102 – Il circuito telegrafico
Il disegno, tratto dal raro opuscolo Dei tre principali sistemi di telegrafia elettrica attualmente in uso
del barnabita G. M. Cavalleri, Milano
1853, illustra nella maniera più chiara il “circuito” telegrafico: la “corrente”
elettrica generata a Milano dalla pila a liquido esce dal polo rame R,
“percorre” il circuito di andata (filo di rame o di ferro sospeso su pali) fino a Brescia,
si ficca in una piastra interrata (o un pozzo), “percorre” il circuito di ritorno attraverso la terra, “rispunta” da
una piastra analoga a Milano e conclude la sua “corsa” nel polo zinco Z
della pila.
I fisici, all’epoca, si dividevano in due categorie: quelli
che pensavano che il circuito di ritorno
avesse una resistenza elettrica nulla per la praticamente infinita sezione
della terra e quelli che pensavano che la terra fosse un serbatoio senza fondo di elettricità (nella Lucidi News 5
sarà data una terza ipotesi).
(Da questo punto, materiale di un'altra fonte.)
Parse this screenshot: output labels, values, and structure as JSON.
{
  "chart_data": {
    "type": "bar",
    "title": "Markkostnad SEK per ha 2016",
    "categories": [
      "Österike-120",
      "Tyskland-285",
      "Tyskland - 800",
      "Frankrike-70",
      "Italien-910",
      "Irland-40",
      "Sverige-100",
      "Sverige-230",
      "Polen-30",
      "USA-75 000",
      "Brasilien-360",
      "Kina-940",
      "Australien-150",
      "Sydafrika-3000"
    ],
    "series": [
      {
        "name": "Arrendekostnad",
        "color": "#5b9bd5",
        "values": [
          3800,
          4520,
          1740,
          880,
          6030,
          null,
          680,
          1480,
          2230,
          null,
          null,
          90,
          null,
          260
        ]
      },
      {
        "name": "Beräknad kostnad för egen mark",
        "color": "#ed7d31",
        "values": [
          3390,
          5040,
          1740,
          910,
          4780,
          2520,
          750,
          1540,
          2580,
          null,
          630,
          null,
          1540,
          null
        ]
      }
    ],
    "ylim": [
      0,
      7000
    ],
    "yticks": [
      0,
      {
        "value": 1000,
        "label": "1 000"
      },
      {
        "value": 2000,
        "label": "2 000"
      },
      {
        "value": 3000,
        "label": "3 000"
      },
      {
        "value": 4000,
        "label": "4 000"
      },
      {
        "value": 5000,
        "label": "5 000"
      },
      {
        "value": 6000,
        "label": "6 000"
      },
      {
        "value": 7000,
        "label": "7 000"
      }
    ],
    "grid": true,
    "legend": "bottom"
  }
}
Matteucci,
ed altri fisici, sperimentarono inoltre che in certe condizioni la pila si
poteva anche omettere.
L’essenza della telegrafia elettrica consistette nel rendere
sensibile, cioè percettibile dai sensi umani,
alla stazione o “posta” ricevente la presenza o meno di elettricità stabilita
nella “posta” trasmittente. A questo fine, com’è noto, si sfruttò principalmente
la deviazione di aghi magnetizzati (Wheatstone,
per esempio) o l’attrazione di sbarrette di ferro dolce (Morse, per esempio).